Realistically, bindings will be towards the end of your ski gear search. The flashy and fun stuff is the skis themselves, so get that part squared away before moving to boots and bindings. Outside of basic compatibility issues between boots and bindings that we touched on above, it’s important to choose a set-up with all parts complimenting one another. Don’t throw a tech binding on a heavy downhill focused ski—it’s just a waste of a lot of cool technology (and cash). And the same goes with an alpine set-up. Avoid an ultralight touring ski that isn't powerful or stable enough for carving. To help in the process, see our top picks for all-mountain skis, backcountry skis, and downhill boots.

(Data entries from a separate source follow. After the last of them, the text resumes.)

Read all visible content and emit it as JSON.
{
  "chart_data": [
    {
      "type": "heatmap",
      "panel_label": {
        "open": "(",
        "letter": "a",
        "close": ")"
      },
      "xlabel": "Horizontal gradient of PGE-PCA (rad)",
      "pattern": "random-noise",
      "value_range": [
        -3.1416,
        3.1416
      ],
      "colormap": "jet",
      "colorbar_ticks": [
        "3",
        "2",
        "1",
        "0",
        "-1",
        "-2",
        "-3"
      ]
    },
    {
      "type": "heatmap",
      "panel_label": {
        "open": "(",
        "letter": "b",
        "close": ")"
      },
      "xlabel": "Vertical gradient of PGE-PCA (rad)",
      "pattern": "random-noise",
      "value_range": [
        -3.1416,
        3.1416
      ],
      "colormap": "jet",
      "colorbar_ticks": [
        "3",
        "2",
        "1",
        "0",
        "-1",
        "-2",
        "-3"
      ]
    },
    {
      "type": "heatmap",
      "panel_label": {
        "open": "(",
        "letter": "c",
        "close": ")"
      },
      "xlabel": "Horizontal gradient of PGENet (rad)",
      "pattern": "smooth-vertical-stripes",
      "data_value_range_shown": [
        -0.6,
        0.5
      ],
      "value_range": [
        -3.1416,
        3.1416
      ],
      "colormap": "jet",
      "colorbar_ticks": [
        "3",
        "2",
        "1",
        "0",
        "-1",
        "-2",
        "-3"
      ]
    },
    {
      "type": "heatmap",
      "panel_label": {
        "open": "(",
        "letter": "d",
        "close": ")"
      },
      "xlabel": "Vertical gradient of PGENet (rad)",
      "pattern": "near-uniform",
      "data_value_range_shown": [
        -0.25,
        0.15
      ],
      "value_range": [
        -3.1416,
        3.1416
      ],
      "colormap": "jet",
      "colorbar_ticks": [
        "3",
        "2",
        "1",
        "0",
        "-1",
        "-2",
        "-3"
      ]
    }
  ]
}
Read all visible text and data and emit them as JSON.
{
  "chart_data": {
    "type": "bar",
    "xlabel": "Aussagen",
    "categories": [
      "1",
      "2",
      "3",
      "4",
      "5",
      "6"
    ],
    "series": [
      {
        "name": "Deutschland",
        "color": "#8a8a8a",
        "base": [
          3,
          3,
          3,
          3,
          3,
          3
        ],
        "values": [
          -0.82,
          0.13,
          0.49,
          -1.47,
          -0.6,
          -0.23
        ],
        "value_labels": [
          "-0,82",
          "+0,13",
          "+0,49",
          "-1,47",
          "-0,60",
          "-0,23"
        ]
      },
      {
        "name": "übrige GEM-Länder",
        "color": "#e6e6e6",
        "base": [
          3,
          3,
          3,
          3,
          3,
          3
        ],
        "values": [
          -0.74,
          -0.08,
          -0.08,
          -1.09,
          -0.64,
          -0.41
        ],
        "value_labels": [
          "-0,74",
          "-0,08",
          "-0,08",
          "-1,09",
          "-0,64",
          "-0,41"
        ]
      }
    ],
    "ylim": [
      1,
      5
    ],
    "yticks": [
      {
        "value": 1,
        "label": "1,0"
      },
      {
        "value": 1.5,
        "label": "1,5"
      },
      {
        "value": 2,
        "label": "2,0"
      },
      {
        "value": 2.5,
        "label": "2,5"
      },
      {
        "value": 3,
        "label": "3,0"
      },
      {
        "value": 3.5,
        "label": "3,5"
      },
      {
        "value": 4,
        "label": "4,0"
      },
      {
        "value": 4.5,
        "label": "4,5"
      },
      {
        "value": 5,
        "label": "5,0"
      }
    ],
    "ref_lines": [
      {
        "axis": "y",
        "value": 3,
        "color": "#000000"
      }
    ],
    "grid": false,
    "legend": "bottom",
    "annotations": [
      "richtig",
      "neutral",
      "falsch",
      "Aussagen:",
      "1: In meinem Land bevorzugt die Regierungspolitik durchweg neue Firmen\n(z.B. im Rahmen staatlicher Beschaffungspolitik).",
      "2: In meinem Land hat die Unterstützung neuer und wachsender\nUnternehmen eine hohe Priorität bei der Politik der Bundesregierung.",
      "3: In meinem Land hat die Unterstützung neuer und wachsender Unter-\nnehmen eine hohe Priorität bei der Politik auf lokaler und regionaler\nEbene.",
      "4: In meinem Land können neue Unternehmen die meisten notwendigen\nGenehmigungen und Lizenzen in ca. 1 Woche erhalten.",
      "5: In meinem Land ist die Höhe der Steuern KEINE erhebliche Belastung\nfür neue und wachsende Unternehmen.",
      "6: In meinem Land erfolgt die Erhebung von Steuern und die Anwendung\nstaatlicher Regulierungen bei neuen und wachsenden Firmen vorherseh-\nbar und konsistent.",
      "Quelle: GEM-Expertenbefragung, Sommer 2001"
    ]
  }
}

When ordering skis and bindings online, it’s important to understand that most of the time the bindings will not arrive mounted. If you have a local ski shop or order from a retailer like REI, it’s as simple as paying to get the bindings mounted on the skis. The typical cost is around $40 to $70, but REI will do the work for $25 if you purchase from them (this is the current price at the REI Flagship in Seattle and it does vary by store). If you do not have a local shop, the only online retailer that we’re aware of that does the work prior to shipping is Skis.com. This requires you to purchase the skis, boots, and bindings all at once, and choose the $50 mounting option. While it isn’t ideal to then have the set-up shipped to you, it’s a nice way of avoiding the exorbitant costs of having the work done at the resort.